Formalizzata, dunque, la rinuncia dell’imputato a beneficiare della prescrizione, il pm ha chiesto per Moretti un inasprimento della condanna disposta in primo grado: proposti 15 anni e 6 mesi contro i precedenti 7 anni di reclusione; la richiesta riguarda sia il ruolo di ‘ad’ di Fi che di Rfi (in primo grado fu riconosciuto colpevole solo per il ruolo di Rfi). Una condanna severa è stata chiesa anche per l’ex ad di Rfi Michele Mario Elia: 14 anni e 6 mesi contro i precedenti 7 anni e 6 mesi. La requisitoria è proseguita con la richiesta di condanna a 7 anni e 6 mesi per Vincenzo Soprano (ex ad di Trenitalia); 9 anni e un mese per Mario Castaldo (dirigente di Trenitalia); 12 anni e 6 mesi per Giulio Margarita, ex responsabile sicurezza Rfi. Lunedì scorso il pg Luciana Piras aveva formalizzato le altre richieste di condanna nei confronti degli imputati tedeschi e austriaci (gli amministratori tecnici di Gatx Rail Austria, la società titolare del carro che si incendiò, e Officine Jugenthal di Hannover, dove fu eseguita la manutenzione dei vagoni). Secondo la procura il disastro ferroviario fu frutto di omissioni e inerzie gravissime, a cominciare dall’analisi del rischio di far passare vagoni-cisterna carichi di casa tra le case.

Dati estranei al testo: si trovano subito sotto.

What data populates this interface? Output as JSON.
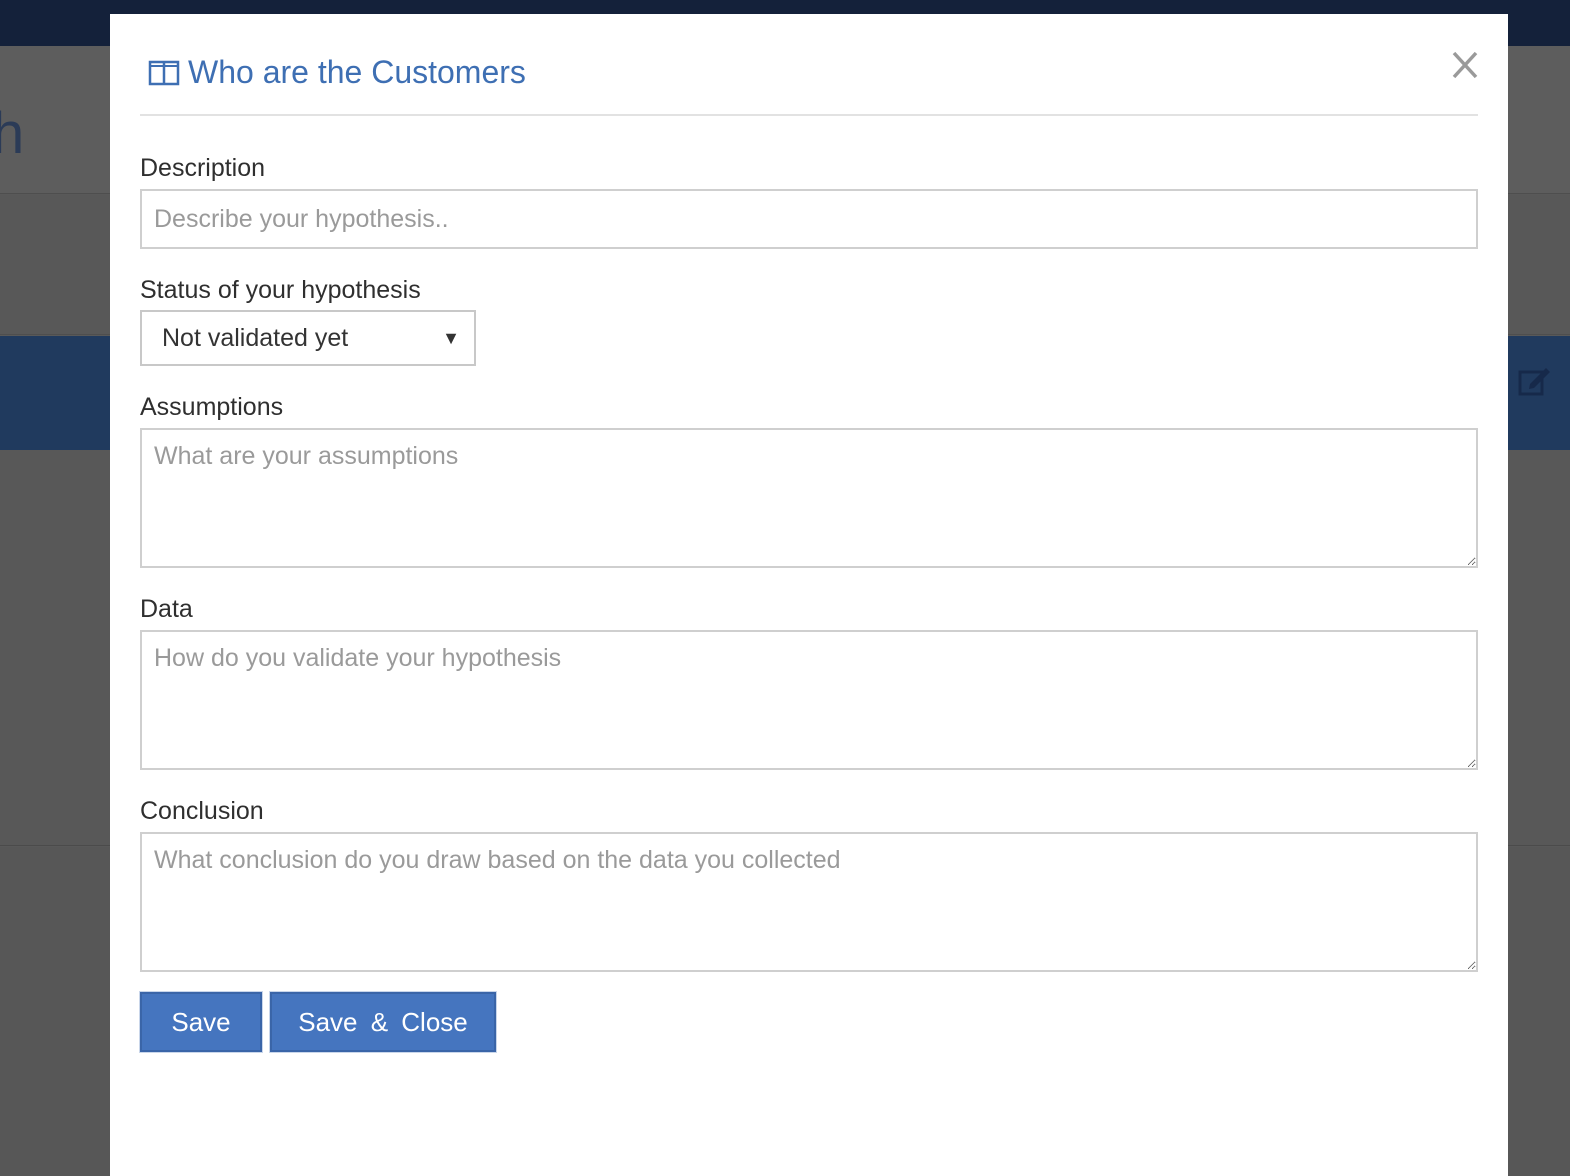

Non sono mancati momenti di tensione in udienza. Moretti, dopo aver formalizzato la rinuncia alla prescrizione, ha lascito l’aula. A questo punto Daniela Rombi – che nella tragedia ha perso una figlia dopo giorni di agonia – lo ha seguito fuori e da dietro gli ha detto: «Pulisciti la bocca prima di parlare delle vittime». Ha contestato le parole pronunciate da Moretti anche Marco Piagentini, portavoce dell’associazione Il Mondo che Vorrei: «La rinuncia di Moretti era prevedibile di fronte allo sconto esiguo di pena che gli deriva da questo atto (…) Ciò che ci offende e indigna fortemente è l’affermazione che ha fatto, in base alla quale la sua scelta sarebbe derivata dal rispetto delle vittime. Questo è totalmente falso, mai in 10 anni il Cavalier Moretti ha avuto atteggiamenti di serio e doveroso rispetto a partire dalla non rinuncia del Cavalierato».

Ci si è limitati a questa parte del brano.